First published on June 12th.

This note is the 7th weekly update of Carraighill’s COVID-19 recovery framework.


1. Track the virus (new cases levelling off):

  • The share of world GDP past peak is now 74%, up marginally from 72% last week. Three US states and several large emerging markets are not yet at peak (India, Mexico, Brazil). It concerns us that there may always be a persistent share of world GDP which is always fighting new outbreaks. This would clearly place an anchor on world GDP growth prospects.
  • Second waves of COVID are likely to be less severe than the first and are unlikely to precipitate severe lockdowns.
  • The US appears to be experiencing a second wave (or a prolonged first wave) in southern states and California. New cases and hospitalisations are rising.

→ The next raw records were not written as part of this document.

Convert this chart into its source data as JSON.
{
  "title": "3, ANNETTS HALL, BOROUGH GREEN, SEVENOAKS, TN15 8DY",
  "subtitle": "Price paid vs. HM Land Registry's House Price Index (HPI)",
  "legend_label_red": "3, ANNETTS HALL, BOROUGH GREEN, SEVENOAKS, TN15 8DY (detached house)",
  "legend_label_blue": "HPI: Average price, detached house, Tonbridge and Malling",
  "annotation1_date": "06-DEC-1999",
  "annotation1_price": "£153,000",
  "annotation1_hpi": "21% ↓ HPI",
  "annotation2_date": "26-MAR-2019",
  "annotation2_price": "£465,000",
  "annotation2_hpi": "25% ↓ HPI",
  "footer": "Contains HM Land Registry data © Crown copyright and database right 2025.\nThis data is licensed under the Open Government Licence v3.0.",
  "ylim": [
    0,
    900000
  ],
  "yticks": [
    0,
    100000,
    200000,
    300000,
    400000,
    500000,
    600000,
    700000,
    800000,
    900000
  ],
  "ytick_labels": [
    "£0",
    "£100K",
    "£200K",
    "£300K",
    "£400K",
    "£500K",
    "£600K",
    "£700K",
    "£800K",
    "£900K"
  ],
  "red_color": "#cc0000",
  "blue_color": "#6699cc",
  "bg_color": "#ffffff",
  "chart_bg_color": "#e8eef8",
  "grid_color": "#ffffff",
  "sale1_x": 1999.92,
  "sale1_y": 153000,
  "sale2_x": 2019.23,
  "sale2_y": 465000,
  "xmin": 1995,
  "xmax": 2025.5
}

2. Monitor the lockdown intensity (easing continues):

  • Lockdown stringency is now at a GDP weighted world average of 55 (out of 100). This is down from 64 one month ago.
  • Countries representing 43% of world GDP have eased in the past 2 weeks. Italy, Mexico, Poland and Saudi Arabia have seen the biggest easing. 

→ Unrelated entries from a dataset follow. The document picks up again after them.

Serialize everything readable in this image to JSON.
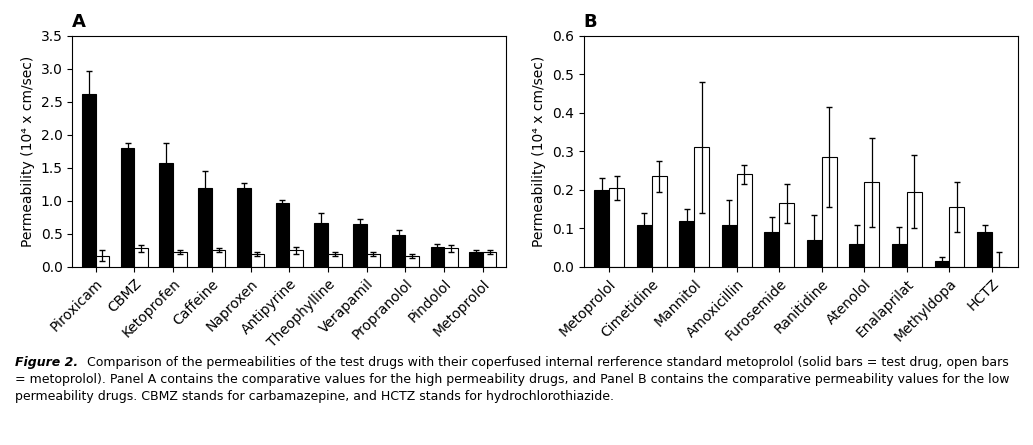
{
  "chart_data": [
    {
      "type": "bar",
      "title": "A",
      "categories": [
        "Piroxicam",
        "CBMZ",
        "Ketoprofen",
        "Caffeine",
        "Naproxen",
        "Antipyrine",
        "Theophylline",
        "Verapamil",
        "Propranolol",
        "Pindolol",
        "Metoprolol"
      ],
      "series": [
        {
          "color": "#000000",
          "values": [
            2.62,
            1.8,
            1.57,
            1.2,
            1.2,
            0.97,
            0.67,
            0.65,
            0.48,
            0.3,
            0.22
          ],
          "errors": [
            0.35,
            0.07,
            0.3,
            0.25,
            0.07,
            0.05,
            0.15,
            0.07,
            0.08,
            0.05,
            0.03
          ]
        },
        {
          "color": "#ffffff",
          "values": [
            0.17,
            0.28,
            0.22,
            0.25,
            0.2,
            0.25,
            0.2,
            0.2,
            0.17,
            0.28,
            0.22
          ],
          "errors": [
            0.08,
            0.05,
            0.03,
            0.03,
            0.03,
            0.05,
            0.03,
            0.03,
            0.03,
            0.05,
            0.03
          ]
        }
      ],
      "edge_color": "#000000",
      "ylabel": "Permeability (10⁴ x cm/sec)",
      "ylim": [
        0,
        3.5
      ],
      "yticks": [
        {
          "value": 0.0,
          "label": "0.0"
        },
        0.5,
        {
          "value": 1.0,
          "label": "1.0"
        },
        1.5,
        {
          "value": 2.0,
          "label": "2.0"
        },
        2.5,
        {
          "value": 3.0,
          "label": "3.0"
        },
        3.5
      ]
    },
    {
      "type": "bar",
      "title": "B",
      "categories": [
        "Metoprolol",
        "Cimetidine",
        "Mannitol",
        "Amoxicillin",
        "Furosemide",
        "Ranitidine",
        "Atenolol",
        "Enalaprilat",
        "Methyldopa",
        "HCTZ"
      ],
      "series": [
        {
          "color": "#000000",
          "values": [
            0.2,
            0.11,
            0.12,
            0.11,
            0.09,
            0.07,
            0.06,
            0.06,
            0.015,
            0.09
          ],
          "errors": [
            0.03,
            0.03,
            0.03,
            0.065,
            0.04,
            0.065,
            0.05,
            0.045,
            0.01,
            0.02
          ]
        },
        {
          "color": "#ffffff",
          "values": [
            0.205,
            0.235,
            0.31,
            0.24,
            0.165,
            0.285,
            0.22,
            0.195,
            0.155,
            0.0
          ],
          "errors": [
            0.03,
            0.04,
            0.17,
            0.025,
            0.05,
            0.13,
            0.115,
            0.095,
            0.065,
            0.04
          ]
        }
      ],
      "edge_color": "#000000",
      "ylabel": "Permeability (10⁴ x cm/sec)",
      "ylim": [
        0,
        0.6
      ],
      "yticks": [
        {
          "value": 0.0,
          "label": "0.0"
        },
        0.1,
        0.2,
        0.3,
        0.4,
        0.5,
        0.6
      ]
    }
  ],
  "caption": {
    "label": "Figure 2.",
    "text": "Comparison of the permeabilities of the test drugs with their coperfused internal rerference standard metoprolol (solid bars = test drug, open bars = metoprolol). Panel A contains the comparative values for the high permeability drugs, and Panel B contains the comparative permeability values for the low permeability drugs. CBMZ stands for carbamazepine, and HCTZ stands for hydrochlorothiazide."
  }
}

3. Measure the subsequent recovery (improving):

  • Electricity usage is rising in European countries, driven by commercial usage as restrictions ease. Greece and Italy are down 14-15% YoY while France and Germany are down 6-7%, suggesting uneven economic recoveries.
  • Public transport usage and restaurant bookings continue to rise gradually in major world cities.


Other developments:
New Zealand has seen a jump retail spending following the full lifting of restrictions. Credit and debit card purchases rose 79% in May, compared to April, but are 9% lower than February levels.